Quando si parla di Ivan Graziani, si tocca sempre un tasto veramente sensibile e particolare, dato che si tratta di un artista molto sottovalutato. Andiamo allora a vedere e sentire quali sono le canzoni più sottovalutate del cantautore italiano, nonché chitarrista. La prima che andiamo a inserire in questa particolare lista è “Il topo signore delle fogne”, canzone contenuta nel suo ultimo disco di inediti Malelingue. Era il 1994 e questo brano inizia con un riconoscibilissimo giro di basso e si intuiscono già elementi blues alla Jimi Hendrix. Indubbiamente ci sono degli influssi dalla psichedelia e dal funk americano che rendono questo brano davvero internazionale.

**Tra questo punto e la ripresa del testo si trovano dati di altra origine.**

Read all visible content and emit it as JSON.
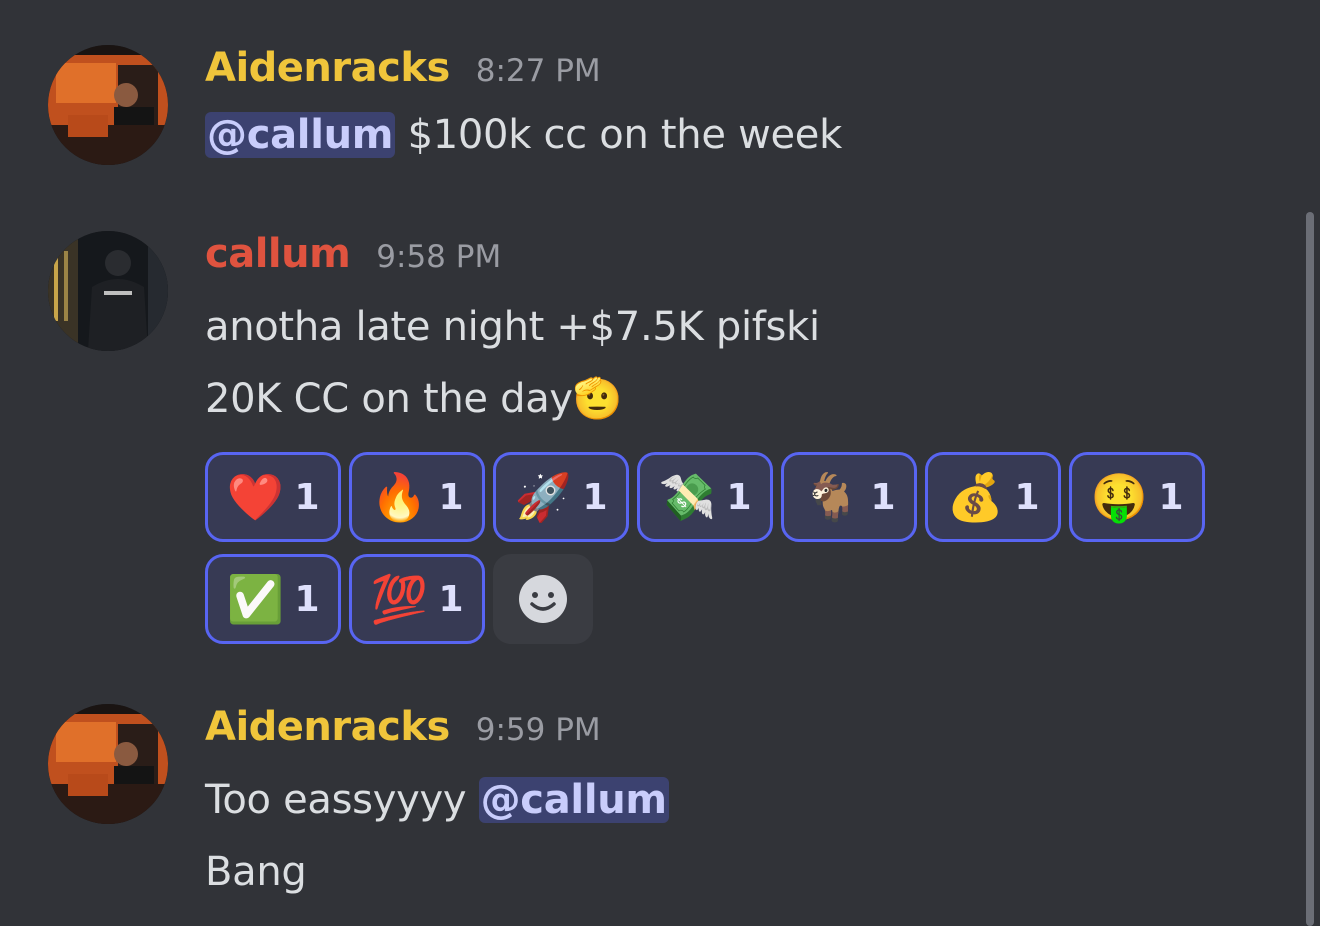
{
  "messages": [
    {
      "username": "Aidenracks",
      "username_color": "#f0c53b",
      "timestamp": "8:27 PM",
      "lines": [
        {
          "mention": "@callum",
          "text": " $100k cc on the week"
        }
      ]
    },
    {
      "username": "callum",
      "username_color": "#e0533f",
      "timestamp": "9:58 PM",
      "lines": [
        {
          "text": "anotha late night +$7.5K pifski"
        },
        {
          "text": "20K CC on the day",
          "emoji": "🫡"
        }
      ],
      "reactions": [
        {
          "emoji": "❤️",
          "icon": "red-heart-icon",
          "count": "1"
        },
        {
          "emoji": "🔥",
          "icon": "fire-icon",
          "count": "1"
        },
        {
          "emoji": "🚀",
          "icon": "rocket-icon",
          "count": "1"
        },
        {
          "emoji": "💸",
          "icon": "money-with-wings-icon",
          "count": "1"
        },
        {
          "emoji": "🐐",
          "icon": "goat-icon",
          "count": "1"
        },
        {
          "emoji": "💰",
          "icon": "money-bag-icon",
          "count": "1"
        },
        {
          "emoji": "🤑",
          "icon": "money-mouth-face-icon",
          "count": "1"
        },
        {
          "emoji": "✅",
          "icon": "check-mark-icon",
          "count": "1"
        },
        {
          "emoji": "💯",
          "icon": "hundred-points-icon",
          "count": "1"
        }
      ]
    },
    {
      "username": "Aidenracks",
      "username_color": "#f0c53b",
      "timestamp": "9:59 PM",
      "lines": [
        {
          "text": "Too eassyyyy ",
          "mention": "@callum"
        },
        {
          "text": "Bang"
        }
      ]
    }
  ],
  "colors": {
    "background": "#313338",
    "mention_bg": "#3c4270",
    "mention_text": "#c9cdfb",
    "reaction_border": "#5865f2"
  }
}
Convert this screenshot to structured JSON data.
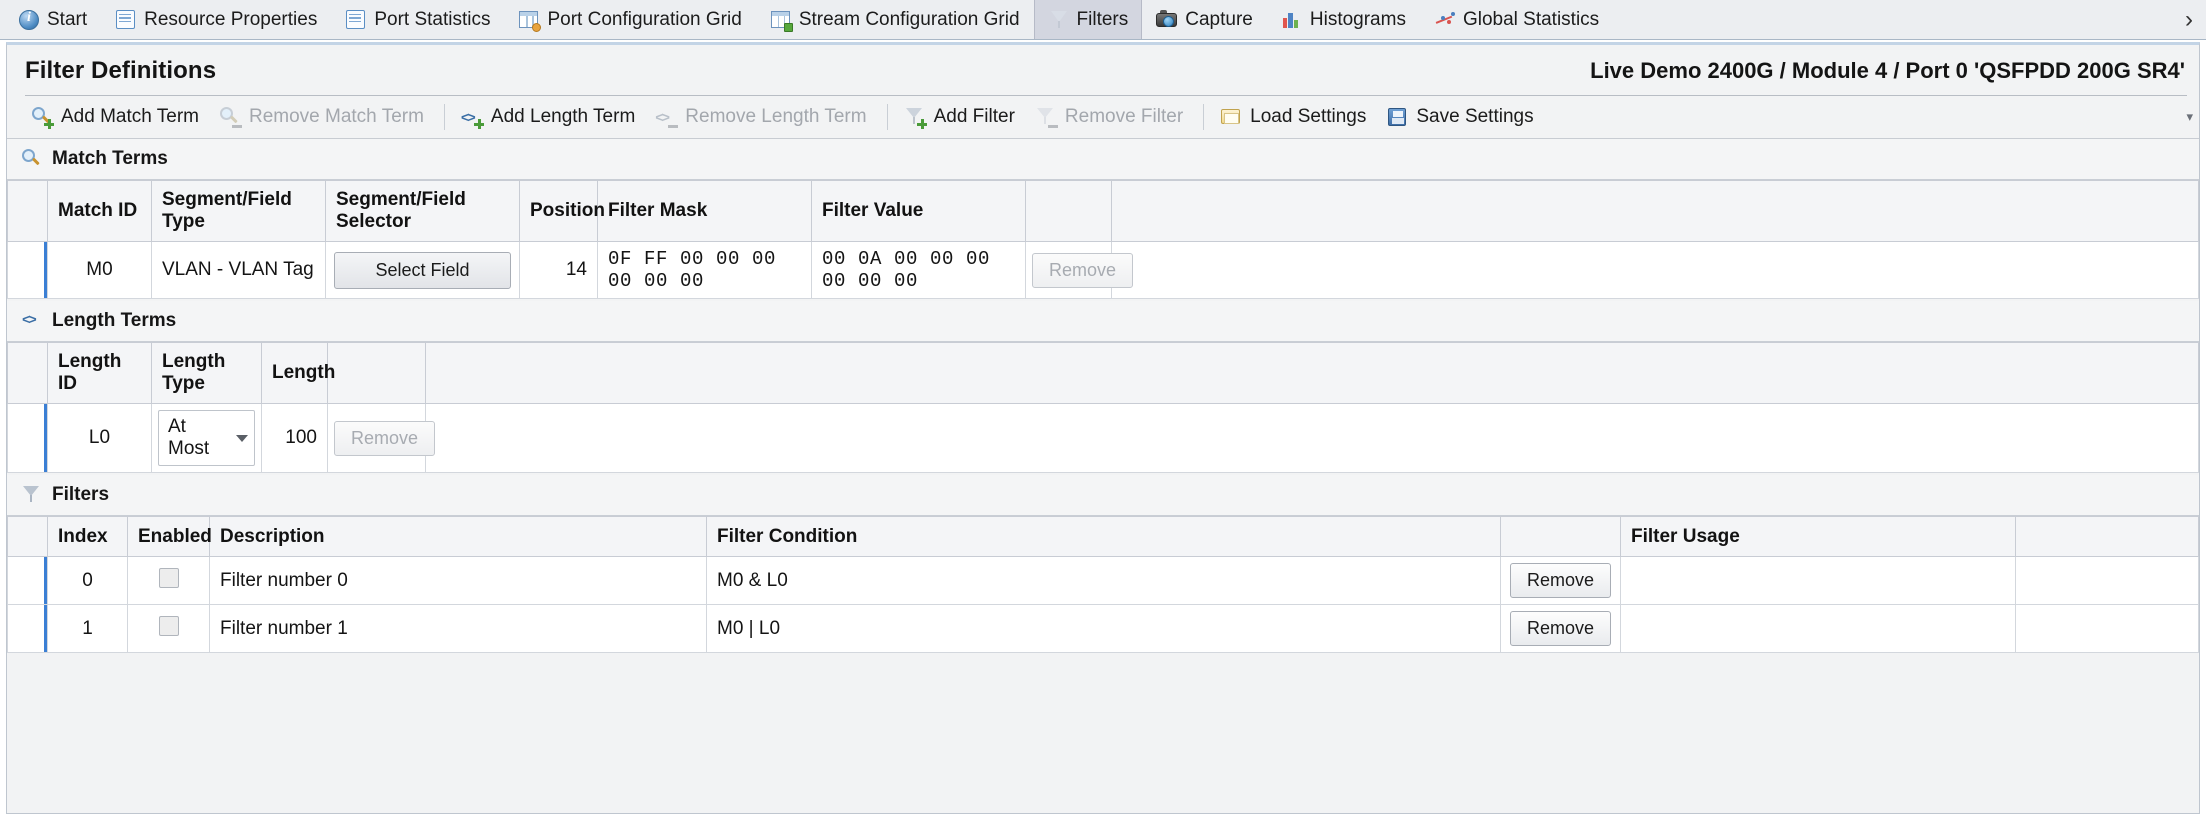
{
  "tabs": [
    {
      "label": "Start",
      "icon": "info-icon",
      "active": false
    },
    {
      "label": "Resource Properties",
      "icon": "resource-properties-icon",
      "active": false
    },
    {
      "label": "Port Statistics",
      "icon": "port-statistics-icon",
      "active": false
    },
    {
      "label": "Port Configuration Grid",
      "icon": "port-configuration-grid-icon",
      "active": false
    },
    {
      "label": "Stream Configuration Grid",
      "icon": "stream-configuration-grid-icon",
      "active": false
    },
    {
      "label": "Filters",
      "icon": "filter-icon",
      "active": true
    },
    {
      "label": "Capture",
      "icon": "camera-icon",
      "active": false
    },
    {
      "label": "Histograms",
      "icon": "bar-chart-icon",
      "active": false
    },
    {
      "label": "Global Statistics",
      "icon": "scatter-chart-icon",
      "active": false
    }
  ],
  "tabbar": {
    "scroll_right": "›"
  },
  "panel": {
    "title": "Filter Definitions",
    "subtitle": "Live Demo 2400G / Module 4 / Port 0 'QSFPDD 200G SR4'"
  },
  "toolbar": {
    "overflow": "▾",
    "buttons": [
      {
        "label": "Add Match Term",
        "icon": "add-match-term-icon",
        "disabled": false
      },
      {
        "label": "Remove Match Term",
        "icon": "remove-match-term-icon",
        "disabled": true
      },
      {
        "label": "Add Length Term",
        "icon": "add-length-term-icon",
        "disabled": false
      },
      {
        "label": "Remove Length Term",
        "icon": "remove-length-term-icon",
        "disabled": true
      },
      {
        "label": "Add Filter",
        "icon": "add-filter-icon",
        "disabled": false
      },
      {
        "label": "Remove Filter",
        "icon": "remove-filter-icon",
        "disabled": true
      },
      {
        "label": "Load Settings",
        "icon": "load-settings-icon",
        "disabled": false
      },
      {
        "label": "Save Settings",
        "icon": "save-settings-icon",
        "disabled": false
      }
    ]
  },
  "match_terms": {
    "section_title": "Match Terms",
    "section_icon": "magnifier-icon",
    "columns": [
      "",
      "Match ID",
      "Segment/Field Type",
      "Segment/Field Selector",
      "Position",
      "Filter Mask",
      "Filter Value",
      "",
      ""
    ],
    "rows": [
      {
        "match_id": "M0",
        "segment_field_type": "VLAN - VLAN Tag",
        "selector_button": "Select Field",
        "position": "14",
        "filter_mask": "0F FF 00 00 00 00 00 00",
        "filter_value": "00 0A 00 00 00 00 00 00",
        "remove_label": "Remove",
        "remove_disabled": true
      }
    ]
  },
  "length_terms": {
    "section_title": "Length Terms",
    "section_icon": "length-term-icon",
    "columns": [
      "",
      "Length ID",
      "Length Type",
      "Length",
      "",
      ""
    ],
    "rows": [
      {
        "length_id": "L0",
        "length_type": "At Most",
        "length": "100",
        "remove_label": "Remove",
        "remove_disabled": true
      }
    ]
  },
  "filters": {
    "section_title": "Filters",
    "section_icon": "filter-icon",
    "columns": [
      "",
      "Index",
      "Enabled",
      "Description",
      "Filter Condition",
      "",
      "Filter Usage",
      ""
    ],
    "rows": [
      {
        "index": "0",
        "enabled": false,
        "description": "Filter number 0",
        "condition": "M0 & L0",
        "remove_label": "Remove",
        "usage": ""
      },
      {
        "index": "1",
        "enabled": false,
        "description": "Filter number 1",
        "condition": "M0  |  L0",
        "remove_label": "Remove",
        "usage": ""
      }
    ]
  },
  "colors": {
    "accent": "#3b7fd4",
    "tab_active_bg": "#d3d6e0",
    "panel_bg": "#f2f3f4",
    "grid_border": "#d3d7dd"
  }
}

Poppe poppe poppe da Malelingue

Non facciamo fregare dal titolo un po’ particolare, la canzone parla proprio di quello, ovvero di tette. Anche qui si sente un pesantissimo influsso americano, soprattutto del country, e si tratta di una canzone che si lega alla giovinezza di Ivan Graziani. Il chitarrista da giovane era un fumettista ed erano famose le sue tavole piuttosto spinte e provocatorie che riguardavano sempre la sfera sessuale. E questo pezzo, tratto da Malelingue del 1994 come il precedente, è purtroppo poco conosciuto ma attesta la particolarità di Ivan Graziani. Fuori dagli schemi, sempre.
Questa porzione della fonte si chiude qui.